Между тем главное командование приказало генералу Стюарту, который с первых дней войны стоял в Кандагаре, выступить с шеститысячным отрядом через Газни на Кабул с задачей разбить газнийское ополчение афганцев, отступавшее от Кабула, восстановить коммуникации Кандагар — Газни — Кабул и усилить кабульскую группировку английских войск, на которую возлагалась решающая роль в дальнейших операциях. 31 марта 1880 г. Стюарт выступил в поход и, преодолев в сражении у Ахмед-Хейля (в 16 км к югу от Газни) сопротивление афганцев, 2 мая прибыл в Кабул.

Все же положение англичан было еще далеко не прочным. Партизанские отряды афганцев беспрестанно атаковали британские коммуникации. В сущности из всей северной части Афганистана в руках англичан находилась лишь узкая полоса вдоль дороги Кабул — Пешавер. Наконец, политическая ситуация в Афганистане осложнилась новым обстоятельством. Абдуррахман-хан, который с 1868 г. находился в эмиграции в русском Туркестане, перешел границу и, прибыв в Афганский Туркестан, обратился к духовенству, сардарам и населению с призывом подняться под его водительством на священную войну против англичан. Абдуррахман был известен как старинный противник Шир Али-хана и Якуб-хана, которых считали главными виновниками английского нашествия. Скоро у Абдуррахмана составилось значительное войско; в марте 1880 г. он объявил себя государем Афганского Туркестана. [129]

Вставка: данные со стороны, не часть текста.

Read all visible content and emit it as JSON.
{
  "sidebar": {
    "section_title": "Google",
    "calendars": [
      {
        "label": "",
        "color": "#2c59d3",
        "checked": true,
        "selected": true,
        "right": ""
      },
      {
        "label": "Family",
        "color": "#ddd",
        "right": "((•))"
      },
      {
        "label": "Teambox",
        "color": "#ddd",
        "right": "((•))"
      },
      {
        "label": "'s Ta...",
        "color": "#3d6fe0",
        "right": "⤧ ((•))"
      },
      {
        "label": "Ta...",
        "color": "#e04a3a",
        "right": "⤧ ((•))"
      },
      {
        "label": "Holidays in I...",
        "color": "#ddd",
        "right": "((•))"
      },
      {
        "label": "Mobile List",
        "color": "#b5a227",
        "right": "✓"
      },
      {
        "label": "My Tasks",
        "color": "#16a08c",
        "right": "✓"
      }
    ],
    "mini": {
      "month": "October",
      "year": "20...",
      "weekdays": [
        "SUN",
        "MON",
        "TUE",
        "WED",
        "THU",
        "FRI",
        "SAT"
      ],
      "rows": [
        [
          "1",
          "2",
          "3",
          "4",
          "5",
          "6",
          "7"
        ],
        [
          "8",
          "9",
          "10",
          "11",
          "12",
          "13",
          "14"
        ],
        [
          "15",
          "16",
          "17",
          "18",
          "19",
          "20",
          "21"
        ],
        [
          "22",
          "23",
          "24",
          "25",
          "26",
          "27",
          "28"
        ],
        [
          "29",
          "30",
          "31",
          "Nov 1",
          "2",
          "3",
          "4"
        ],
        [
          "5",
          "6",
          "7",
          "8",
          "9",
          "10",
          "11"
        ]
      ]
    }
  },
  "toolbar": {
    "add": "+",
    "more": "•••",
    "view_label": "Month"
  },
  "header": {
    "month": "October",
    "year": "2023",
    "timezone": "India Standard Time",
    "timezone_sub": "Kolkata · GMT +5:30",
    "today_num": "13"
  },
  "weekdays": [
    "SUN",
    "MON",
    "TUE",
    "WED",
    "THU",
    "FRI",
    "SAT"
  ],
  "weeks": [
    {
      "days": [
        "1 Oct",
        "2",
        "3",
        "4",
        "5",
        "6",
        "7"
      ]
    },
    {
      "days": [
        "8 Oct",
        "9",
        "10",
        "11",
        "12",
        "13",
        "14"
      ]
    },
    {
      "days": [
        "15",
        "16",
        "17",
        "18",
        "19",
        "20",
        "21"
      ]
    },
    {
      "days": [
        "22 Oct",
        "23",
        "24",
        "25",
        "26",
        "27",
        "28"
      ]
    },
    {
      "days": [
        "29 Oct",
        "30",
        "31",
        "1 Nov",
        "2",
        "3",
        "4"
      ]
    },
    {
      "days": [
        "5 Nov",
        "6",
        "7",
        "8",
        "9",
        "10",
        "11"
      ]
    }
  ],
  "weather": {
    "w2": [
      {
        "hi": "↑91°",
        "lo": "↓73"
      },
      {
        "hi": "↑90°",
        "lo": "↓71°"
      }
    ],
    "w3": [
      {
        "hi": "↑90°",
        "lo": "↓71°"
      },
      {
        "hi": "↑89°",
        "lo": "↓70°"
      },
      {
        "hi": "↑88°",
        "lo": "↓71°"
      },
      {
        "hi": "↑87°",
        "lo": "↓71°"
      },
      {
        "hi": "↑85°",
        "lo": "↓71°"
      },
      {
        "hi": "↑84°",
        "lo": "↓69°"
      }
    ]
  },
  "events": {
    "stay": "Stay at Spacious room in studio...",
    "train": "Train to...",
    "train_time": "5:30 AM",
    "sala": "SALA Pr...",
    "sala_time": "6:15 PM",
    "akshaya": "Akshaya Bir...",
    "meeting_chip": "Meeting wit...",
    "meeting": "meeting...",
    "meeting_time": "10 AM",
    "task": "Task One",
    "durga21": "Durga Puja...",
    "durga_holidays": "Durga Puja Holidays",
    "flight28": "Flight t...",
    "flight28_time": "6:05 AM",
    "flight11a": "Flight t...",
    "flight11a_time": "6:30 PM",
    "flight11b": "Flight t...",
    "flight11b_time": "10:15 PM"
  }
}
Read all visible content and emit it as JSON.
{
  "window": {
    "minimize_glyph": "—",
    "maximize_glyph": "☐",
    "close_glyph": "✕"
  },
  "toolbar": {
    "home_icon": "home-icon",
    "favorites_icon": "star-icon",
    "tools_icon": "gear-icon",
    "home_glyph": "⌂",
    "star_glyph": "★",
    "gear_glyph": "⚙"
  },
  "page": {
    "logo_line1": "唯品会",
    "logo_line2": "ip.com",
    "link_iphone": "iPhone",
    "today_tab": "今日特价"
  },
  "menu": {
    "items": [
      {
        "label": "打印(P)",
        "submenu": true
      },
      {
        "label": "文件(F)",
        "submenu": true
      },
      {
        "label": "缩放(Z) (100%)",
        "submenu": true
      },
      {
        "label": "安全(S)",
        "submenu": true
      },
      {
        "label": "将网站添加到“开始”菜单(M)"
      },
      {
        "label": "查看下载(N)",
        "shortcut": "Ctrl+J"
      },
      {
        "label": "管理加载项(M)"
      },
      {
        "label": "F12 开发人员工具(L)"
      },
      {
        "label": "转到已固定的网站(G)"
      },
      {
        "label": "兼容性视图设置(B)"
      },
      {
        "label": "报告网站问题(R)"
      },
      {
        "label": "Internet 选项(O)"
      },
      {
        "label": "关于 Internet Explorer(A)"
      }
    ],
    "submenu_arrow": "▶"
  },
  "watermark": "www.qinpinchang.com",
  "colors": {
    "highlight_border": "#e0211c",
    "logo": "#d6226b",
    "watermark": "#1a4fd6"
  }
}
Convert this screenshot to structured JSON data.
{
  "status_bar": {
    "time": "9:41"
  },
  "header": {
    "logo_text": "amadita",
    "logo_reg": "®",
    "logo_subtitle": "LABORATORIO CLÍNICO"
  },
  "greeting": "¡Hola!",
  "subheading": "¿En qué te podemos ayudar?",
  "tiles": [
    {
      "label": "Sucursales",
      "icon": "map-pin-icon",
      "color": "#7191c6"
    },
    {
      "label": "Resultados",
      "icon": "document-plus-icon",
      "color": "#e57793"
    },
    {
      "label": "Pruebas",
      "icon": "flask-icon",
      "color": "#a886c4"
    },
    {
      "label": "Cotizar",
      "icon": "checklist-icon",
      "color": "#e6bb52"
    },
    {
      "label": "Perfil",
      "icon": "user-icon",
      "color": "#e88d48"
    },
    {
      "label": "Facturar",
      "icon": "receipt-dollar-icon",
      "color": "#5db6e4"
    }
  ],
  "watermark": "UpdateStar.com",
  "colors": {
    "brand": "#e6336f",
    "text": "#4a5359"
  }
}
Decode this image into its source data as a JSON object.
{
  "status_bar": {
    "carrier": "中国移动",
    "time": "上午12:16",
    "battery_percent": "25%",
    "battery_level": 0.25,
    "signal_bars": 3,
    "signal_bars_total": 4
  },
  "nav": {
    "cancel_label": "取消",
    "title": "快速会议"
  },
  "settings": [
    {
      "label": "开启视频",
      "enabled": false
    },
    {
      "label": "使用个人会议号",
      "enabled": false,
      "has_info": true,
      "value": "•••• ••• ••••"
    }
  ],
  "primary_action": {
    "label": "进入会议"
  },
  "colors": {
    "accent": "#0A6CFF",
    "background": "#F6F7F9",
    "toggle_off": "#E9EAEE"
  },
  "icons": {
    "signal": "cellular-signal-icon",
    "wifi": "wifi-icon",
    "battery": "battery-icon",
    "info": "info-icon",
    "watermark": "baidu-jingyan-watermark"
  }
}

Все эти события, породившие сильнейшую тревогу в Англии, оказали немаловажное влияние на общее направление британской политики. Парламентские выборы в начале 1880 г. принесли победу либеральной партии. На смену консервативному правительству Дизраэли (лорда Биконсфильда) снова пришел кабинет Гладстона. Литтон был заменен на посту вице-короля Индии либералом Рипоном. Разумеется, сущность захватнической политики Англии от этого не изменилась, однако либералы придерживались более осмотрительной тактики л старались избегнуть всего, что может привести к серьезному конфликту с Россией. Новое правительство стремилось поскорее закончить тяжелую и непопулярную афганскую войну. Английская агентура попыталась вступить в переговоры с Абдуррахманом.

Англичане предложили ему официальное признание и значительную субсидию при условии, что он прекратит военные действия, откажется от связей с Россией (Абдуррахман считался ставленником России) и признает Гандамакский договор. Абдуррахман в течение некоторого времени колебался, вернее, торговался: он категорически возражал против отделения Кандагара от Афганского государства, на чем настаивали англичане, рассчитывавшие превратить Кандагарский район в плацдарм дальнейшей агрессии.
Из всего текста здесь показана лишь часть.